Focus on the sensation it causes as it passes across the flesh of your nostrils on the way out. You may find it easier to do this with your eyes closed. Take a minute now to try this for yourself, and then return here and continue reading.You can see from what you just did that it is relatively easy to direct your attention and focus it on any sensation you choose.
Now, in the same way that you directed your attention to your breath, move the focus of attention inward, looking for the faint sensation of what it feels like to be you. What you would call “me.”

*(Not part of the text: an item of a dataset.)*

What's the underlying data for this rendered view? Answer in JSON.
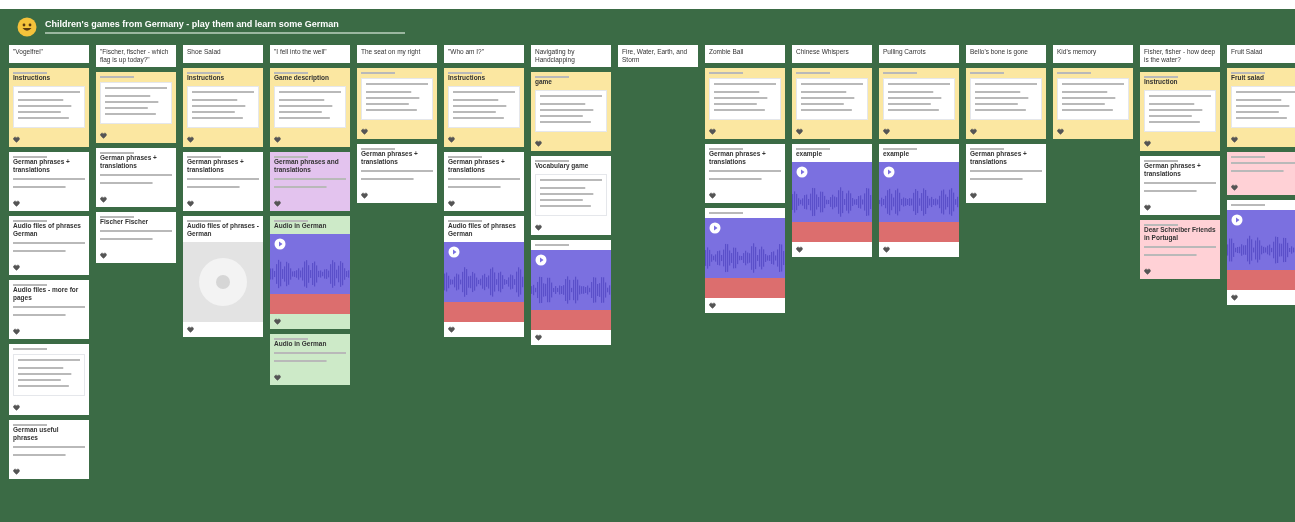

What you are looking for here is the simple me-ness of you. Not the thoughts that pass through you, or the emotions that play within you, or the sensations that rise and fall within you, or any ideas about your nature that you have heard or read about. You are merely that which is always here. Everything else—thought, emotion, sensation—comes and goes in you.
This simple act of inward looking at your me-ness, the sensation that you would call me, automatically dissolves the background of anxiety, distrust, and dissatisfaction that is the experience of life for most of us.
Just one look is really enough, if it's done right. But since this is an uncommon movement of attention, and we are not used to it, it's hard to tell if you have done it right or not. We advise you to continue trying to get a taste, a feel of your me-ness whenever you feel the desire to do so. Do it until you're satisfied. This will not harm you and it can actually provide some relief. It's a safe place to put your attention. In time, you will simply lose interest in doing the act of looking at yourself, since in fact you are here all the time.
After that first look, you may experience relief, lightness, and a sense that all is going really well for a few days, weeks, or even months. After that, there may be a period of confusion and psychological difficulty, in which old patterns of thought and behavior may reappear. You don't have to do anything to kill those diseased psychological mechanisms off because the only way that they live is through the energy you give them by attending to them.The best way to get though this difficult time is to start a daily practice of the Self-Directed Attention Exercise. Our purpose with this exercise is to cultivate a very useful skill that will help you develop self-reliance during the difficult period that follows the collapse of the context of fear that shaped every aspect and psychological mechanism of your mind.
The most effective way to develop self-reliance is the training of your ability to direct and focus your attention at will. This exercise will strengthen your ability to focus attention on a single object, ignoring everything else, as a means to develop a natural skillfulness in the intelligent use of this power.
This is not any form of mindfulness practice. The goal of the self-directed attention exercise is completely different.
In the beginning, this exercise is hard to do for everybody, but only because we are not used to it. Most of the time, we don't even know that we can control our attention. But we promise: you can do it.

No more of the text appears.